Пожалуй, это «оно» даже заслуживало отдельного оплёвывания.
* * *В 10:53 с досмотром и шлюзованием было покончено. Верхние ворота шлюза ушли под воду, открывая лодкам выход в Длинный бьёф. Раз-Два-Сникерс стояла у смотрового окна диспетчерской башни и задумчиво глядела на отчаливающий караван. Обычно она выходила на улицу, особенно в такой погожий денёк, сейчас же, напротив, отступила на шаг в тень, чтобы её невозможно было увидеть с воды. Обычно в подобные минуты она курила трубку с длинным мундштуком или перебирала чётки. Курила Раз-Два-Сникерс крайне редко и не какой-то дешёвый самосад или махорку, а дорогие дмитровские смеси из настоящего табачного листа, по праздникам или когда требовалось прочистить мозги.
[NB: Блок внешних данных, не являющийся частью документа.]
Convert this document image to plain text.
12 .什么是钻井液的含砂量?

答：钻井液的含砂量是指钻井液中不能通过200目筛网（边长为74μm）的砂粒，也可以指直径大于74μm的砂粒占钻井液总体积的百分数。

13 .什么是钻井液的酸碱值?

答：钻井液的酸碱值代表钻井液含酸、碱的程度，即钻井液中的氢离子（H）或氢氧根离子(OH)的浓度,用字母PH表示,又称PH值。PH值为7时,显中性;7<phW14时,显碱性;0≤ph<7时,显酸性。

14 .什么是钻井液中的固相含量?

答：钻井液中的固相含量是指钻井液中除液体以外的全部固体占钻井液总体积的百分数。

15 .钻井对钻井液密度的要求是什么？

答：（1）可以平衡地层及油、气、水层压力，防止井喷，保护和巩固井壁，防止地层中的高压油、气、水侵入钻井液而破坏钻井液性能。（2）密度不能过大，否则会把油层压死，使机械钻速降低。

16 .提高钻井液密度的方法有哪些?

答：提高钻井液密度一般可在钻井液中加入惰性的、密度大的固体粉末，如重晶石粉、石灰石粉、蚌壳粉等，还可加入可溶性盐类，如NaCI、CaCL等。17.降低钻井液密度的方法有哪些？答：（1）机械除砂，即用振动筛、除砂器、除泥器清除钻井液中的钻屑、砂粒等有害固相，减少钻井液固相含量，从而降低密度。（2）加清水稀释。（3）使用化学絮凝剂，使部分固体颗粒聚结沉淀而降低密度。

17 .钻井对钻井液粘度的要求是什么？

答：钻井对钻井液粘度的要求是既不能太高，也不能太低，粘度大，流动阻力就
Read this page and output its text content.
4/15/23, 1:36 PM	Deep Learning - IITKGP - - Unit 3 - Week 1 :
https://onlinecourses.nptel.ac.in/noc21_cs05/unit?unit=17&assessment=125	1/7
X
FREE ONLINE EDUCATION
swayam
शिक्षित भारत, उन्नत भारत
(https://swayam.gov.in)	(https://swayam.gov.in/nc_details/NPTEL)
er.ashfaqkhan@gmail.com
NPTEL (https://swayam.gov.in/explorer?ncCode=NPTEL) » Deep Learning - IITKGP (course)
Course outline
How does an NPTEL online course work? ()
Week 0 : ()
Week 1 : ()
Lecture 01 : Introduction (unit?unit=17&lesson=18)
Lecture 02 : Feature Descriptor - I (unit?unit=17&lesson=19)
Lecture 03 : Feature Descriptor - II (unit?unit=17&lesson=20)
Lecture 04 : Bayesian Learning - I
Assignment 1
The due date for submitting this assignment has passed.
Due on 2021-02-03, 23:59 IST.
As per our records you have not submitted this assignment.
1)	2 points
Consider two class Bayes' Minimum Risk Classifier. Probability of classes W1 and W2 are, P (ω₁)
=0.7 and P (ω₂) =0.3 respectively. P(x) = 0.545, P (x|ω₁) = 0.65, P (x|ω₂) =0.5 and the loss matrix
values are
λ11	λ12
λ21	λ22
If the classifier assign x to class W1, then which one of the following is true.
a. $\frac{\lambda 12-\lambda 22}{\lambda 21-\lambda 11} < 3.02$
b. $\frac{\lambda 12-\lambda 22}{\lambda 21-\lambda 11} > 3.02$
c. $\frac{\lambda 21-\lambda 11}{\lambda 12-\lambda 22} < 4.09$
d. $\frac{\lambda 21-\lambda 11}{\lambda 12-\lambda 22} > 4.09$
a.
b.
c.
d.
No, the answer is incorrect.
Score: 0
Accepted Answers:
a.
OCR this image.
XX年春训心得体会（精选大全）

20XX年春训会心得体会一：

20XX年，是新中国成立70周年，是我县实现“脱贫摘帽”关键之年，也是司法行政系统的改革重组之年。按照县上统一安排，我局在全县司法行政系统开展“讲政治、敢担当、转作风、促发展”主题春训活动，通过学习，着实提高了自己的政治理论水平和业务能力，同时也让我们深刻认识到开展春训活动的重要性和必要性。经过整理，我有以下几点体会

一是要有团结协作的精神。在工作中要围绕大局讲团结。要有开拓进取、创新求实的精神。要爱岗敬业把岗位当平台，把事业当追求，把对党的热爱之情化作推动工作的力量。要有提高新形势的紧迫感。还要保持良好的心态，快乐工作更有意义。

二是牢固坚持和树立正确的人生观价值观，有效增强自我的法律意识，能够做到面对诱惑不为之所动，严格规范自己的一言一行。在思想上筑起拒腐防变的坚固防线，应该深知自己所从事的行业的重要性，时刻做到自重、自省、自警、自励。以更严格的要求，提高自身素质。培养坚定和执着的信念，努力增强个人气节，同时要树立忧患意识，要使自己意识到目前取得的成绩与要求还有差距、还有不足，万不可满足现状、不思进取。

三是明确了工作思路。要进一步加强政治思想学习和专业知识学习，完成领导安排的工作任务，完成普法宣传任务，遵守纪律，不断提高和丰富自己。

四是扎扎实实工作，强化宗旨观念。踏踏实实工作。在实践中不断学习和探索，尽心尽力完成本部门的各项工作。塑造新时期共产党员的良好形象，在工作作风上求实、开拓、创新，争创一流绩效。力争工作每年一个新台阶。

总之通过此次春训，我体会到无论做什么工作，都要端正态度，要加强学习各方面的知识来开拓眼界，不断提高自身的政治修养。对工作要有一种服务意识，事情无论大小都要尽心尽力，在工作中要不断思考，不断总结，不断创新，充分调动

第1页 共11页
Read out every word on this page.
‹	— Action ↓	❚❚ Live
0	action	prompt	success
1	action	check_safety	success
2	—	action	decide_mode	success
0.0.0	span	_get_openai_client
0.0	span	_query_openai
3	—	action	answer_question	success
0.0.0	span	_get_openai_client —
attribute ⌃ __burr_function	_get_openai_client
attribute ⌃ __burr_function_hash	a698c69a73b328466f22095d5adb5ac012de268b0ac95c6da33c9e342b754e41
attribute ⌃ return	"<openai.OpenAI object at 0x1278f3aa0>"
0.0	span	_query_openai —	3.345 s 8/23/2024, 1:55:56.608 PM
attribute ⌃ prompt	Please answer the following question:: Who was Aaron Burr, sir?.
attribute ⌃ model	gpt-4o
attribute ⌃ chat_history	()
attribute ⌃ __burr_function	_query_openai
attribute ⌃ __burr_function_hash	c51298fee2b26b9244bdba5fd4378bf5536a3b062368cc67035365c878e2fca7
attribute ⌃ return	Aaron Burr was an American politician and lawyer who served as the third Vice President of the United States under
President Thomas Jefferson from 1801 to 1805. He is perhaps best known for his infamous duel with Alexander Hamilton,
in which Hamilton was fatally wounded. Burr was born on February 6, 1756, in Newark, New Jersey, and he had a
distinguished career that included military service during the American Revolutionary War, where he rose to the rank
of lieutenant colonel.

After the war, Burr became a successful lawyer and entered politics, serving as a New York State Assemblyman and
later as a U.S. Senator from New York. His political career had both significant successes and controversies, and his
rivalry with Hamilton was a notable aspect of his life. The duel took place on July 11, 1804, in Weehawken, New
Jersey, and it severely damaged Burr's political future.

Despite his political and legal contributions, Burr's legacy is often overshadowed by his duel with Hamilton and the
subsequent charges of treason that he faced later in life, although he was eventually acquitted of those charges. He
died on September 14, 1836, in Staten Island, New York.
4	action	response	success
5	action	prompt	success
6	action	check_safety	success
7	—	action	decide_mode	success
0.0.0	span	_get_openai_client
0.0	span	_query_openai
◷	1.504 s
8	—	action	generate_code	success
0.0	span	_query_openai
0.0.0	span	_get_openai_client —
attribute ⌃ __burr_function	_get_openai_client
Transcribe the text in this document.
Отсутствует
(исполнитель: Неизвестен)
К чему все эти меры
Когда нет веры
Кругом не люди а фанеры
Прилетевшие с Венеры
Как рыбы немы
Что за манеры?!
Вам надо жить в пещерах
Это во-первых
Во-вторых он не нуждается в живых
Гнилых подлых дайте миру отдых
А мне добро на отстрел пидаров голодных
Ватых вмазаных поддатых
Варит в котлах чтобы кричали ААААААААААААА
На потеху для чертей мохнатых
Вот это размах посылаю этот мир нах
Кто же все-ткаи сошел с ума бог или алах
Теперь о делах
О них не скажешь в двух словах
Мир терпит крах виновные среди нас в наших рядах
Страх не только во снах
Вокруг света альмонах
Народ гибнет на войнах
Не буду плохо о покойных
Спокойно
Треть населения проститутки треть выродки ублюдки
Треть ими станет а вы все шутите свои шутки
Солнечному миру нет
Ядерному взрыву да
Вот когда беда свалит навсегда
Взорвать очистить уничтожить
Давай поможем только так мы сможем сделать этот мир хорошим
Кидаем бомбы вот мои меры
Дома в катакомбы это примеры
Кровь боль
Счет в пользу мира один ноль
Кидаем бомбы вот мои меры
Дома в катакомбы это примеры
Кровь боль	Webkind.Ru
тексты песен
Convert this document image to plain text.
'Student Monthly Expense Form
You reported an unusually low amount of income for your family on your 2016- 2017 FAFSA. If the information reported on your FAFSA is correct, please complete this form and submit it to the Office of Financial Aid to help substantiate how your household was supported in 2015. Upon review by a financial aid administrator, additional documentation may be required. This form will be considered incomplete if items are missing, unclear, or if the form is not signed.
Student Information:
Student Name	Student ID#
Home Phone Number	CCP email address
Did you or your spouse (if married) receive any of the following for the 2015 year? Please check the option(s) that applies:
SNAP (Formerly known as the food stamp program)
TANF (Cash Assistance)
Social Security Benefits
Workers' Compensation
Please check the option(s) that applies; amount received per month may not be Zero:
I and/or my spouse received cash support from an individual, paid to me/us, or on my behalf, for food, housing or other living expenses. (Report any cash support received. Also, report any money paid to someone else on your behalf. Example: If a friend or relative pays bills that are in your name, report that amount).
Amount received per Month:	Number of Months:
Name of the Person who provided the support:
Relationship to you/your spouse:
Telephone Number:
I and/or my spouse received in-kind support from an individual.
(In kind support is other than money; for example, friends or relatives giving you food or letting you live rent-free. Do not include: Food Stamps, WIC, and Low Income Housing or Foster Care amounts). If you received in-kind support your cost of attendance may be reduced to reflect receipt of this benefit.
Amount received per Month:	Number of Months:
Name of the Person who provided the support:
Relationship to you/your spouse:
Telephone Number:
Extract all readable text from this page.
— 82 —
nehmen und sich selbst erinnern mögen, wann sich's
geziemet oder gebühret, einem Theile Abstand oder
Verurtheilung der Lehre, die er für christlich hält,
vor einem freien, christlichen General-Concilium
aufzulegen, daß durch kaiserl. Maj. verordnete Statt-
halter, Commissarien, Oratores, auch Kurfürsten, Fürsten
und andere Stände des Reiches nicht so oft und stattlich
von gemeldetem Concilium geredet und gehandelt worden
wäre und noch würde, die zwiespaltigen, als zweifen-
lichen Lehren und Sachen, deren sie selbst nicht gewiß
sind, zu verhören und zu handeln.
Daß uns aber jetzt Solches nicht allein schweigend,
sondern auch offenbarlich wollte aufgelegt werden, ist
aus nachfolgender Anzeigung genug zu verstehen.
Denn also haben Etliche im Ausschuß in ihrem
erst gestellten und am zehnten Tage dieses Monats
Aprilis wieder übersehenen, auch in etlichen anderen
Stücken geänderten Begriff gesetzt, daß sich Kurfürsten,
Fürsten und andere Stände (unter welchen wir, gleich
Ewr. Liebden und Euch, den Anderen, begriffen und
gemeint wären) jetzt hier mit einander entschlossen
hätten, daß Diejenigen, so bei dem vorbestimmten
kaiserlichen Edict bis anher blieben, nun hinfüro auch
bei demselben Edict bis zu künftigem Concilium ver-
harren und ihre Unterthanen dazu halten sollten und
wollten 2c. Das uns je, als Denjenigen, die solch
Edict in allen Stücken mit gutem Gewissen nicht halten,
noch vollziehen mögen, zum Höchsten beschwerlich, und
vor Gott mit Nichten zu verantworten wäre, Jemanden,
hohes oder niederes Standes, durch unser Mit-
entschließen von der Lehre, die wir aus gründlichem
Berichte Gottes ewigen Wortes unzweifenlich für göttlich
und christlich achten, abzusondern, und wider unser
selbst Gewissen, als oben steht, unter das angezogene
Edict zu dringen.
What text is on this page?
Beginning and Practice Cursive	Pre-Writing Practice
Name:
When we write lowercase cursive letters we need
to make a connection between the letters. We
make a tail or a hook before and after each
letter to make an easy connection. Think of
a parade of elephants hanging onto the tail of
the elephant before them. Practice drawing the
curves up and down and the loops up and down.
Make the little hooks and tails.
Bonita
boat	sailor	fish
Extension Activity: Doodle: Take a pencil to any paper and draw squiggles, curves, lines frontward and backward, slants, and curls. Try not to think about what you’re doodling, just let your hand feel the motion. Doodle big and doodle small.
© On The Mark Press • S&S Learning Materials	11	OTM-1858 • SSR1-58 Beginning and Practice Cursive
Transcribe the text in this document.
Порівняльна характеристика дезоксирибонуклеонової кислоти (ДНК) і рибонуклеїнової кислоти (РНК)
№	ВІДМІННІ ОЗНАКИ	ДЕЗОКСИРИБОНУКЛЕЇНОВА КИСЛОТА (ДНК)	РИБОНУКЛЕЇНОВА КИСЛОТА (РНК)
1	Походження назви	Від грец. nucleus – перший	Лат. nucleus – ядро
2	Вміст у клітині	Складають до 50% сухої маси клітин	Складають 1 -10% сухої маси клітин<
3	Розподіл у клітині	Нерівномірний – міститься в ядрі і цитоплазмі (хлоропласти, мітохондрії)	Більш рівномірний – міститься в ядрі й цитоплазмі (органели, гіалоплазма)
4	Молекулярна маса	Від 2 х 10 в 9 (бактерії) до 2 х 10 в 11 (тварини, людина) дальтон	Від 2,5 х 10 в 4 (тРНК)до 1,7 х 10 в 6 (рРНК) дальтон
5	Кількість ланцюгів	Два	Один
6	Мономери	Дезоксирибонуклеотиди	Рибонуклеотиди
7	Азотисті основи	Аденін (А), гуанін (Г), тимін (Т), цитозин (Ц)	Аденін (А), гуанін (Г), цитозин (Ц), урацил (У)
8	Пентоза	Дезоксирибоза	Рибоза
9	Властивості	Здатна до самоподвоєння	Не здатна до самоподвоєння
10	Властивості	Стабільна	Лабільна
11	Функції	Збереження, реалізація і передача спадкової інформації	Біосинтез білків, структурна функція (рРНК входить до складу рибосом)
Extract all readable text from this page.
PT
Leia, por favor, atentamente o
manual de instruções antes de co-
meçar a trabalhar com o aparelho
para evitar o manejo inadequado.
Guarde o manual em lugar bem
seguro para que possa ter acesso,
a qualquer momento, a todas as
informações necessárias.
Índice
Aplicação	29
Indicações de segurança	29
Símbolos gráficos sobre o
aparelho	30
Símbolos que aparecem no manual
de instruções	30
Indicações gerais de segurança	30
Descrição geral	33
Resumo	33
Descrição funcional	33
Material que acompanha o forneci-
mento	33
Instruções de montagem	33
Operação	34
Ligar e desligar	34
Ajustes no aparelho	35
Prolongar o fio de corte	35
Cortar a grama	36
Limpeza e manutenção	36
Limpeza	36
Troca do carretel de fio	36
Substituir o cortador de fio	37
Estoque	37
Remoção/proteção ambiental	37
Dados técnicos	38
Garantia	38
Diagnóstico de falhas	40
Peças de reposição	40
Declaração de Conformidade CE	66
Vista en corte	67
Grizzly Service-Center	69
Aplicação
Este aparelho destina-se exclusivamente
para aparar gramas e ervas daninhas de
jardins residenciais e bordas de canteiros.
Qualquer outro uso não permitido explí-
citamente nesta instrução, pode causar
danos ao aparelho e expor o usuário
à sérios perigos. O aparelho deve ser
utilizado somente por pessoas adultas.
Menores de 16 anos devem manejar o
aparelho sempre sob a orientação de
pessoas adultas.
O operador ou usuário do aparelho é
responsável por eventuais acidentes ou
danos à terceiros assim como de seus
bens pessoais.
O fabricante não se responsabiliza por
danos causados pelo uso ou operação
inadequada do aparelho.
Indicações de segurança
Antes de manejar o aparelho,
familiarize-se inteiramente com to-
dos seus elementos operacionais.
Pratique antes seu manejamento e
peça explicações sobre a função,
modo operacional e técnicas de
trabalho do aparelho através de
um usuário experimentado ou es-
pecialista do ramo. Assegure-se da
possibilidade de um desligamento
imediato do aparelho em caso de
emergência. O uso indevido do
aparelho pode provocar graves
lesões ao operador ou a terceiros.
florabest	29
Так же и с чётками: они помогали сосредоточиться. Перебирание костяшек порой наталкивало на неожиданные мысли, отстранённое созерцание вызволяло скрытые связи между вещами. Сейчас всего этого, наверное, пока не требовалось, но…
— Что же ты ему сказал? — вдруг произнесла Раз-Два-Сникерс.
С документами у всех лодок оказался порядок. Никакого подозрительного груза и вообще ничего подозрительного. Лодки Бузина, одна лодка дубнинской артели производителей сидра, и ещё тяжёлая лодка, единственная, что несла мачту и пригодная для плавания по широкой воде, — «Скремлин II». Раз-Два-Сникерс знала лично и капитана, и официального нанимателя. Невзирая на свои миниатюрные размеры, она питала слабость к крупным мужчинам, которых на канале можно было сосчитать по пальцам, и до Шатуна была с Ваней-Подарком. Они чуть не наделали глупостей, чуть не поженились, привязав свой замочек у памятника Ленину и бросив ключ на дно канала. Но беременность у Раз-Два-Сникерс оказалась ложной, и она выбрала то, что выбрала.
Возможно, она всё реже вспоминала те деньки, но, скорее, с удивлением, тем более что уже давно поздновато что-либо менять и о чём-либо сожалеть. Однако вовсе не из-за боязни встретиться со своим бывшим Раз-Два-Сникерс предпочла схорониться в тень. Возможно, она даже вышла бы и поболтала с ним, тем более было видно, что команда «Скремлина II» никуда особо не торопится, если бы… Лицо Раз-Два-Сникерс застыло. Если бы не пока ещё слабенький голосок интуиции, который, однако, редко её подводил.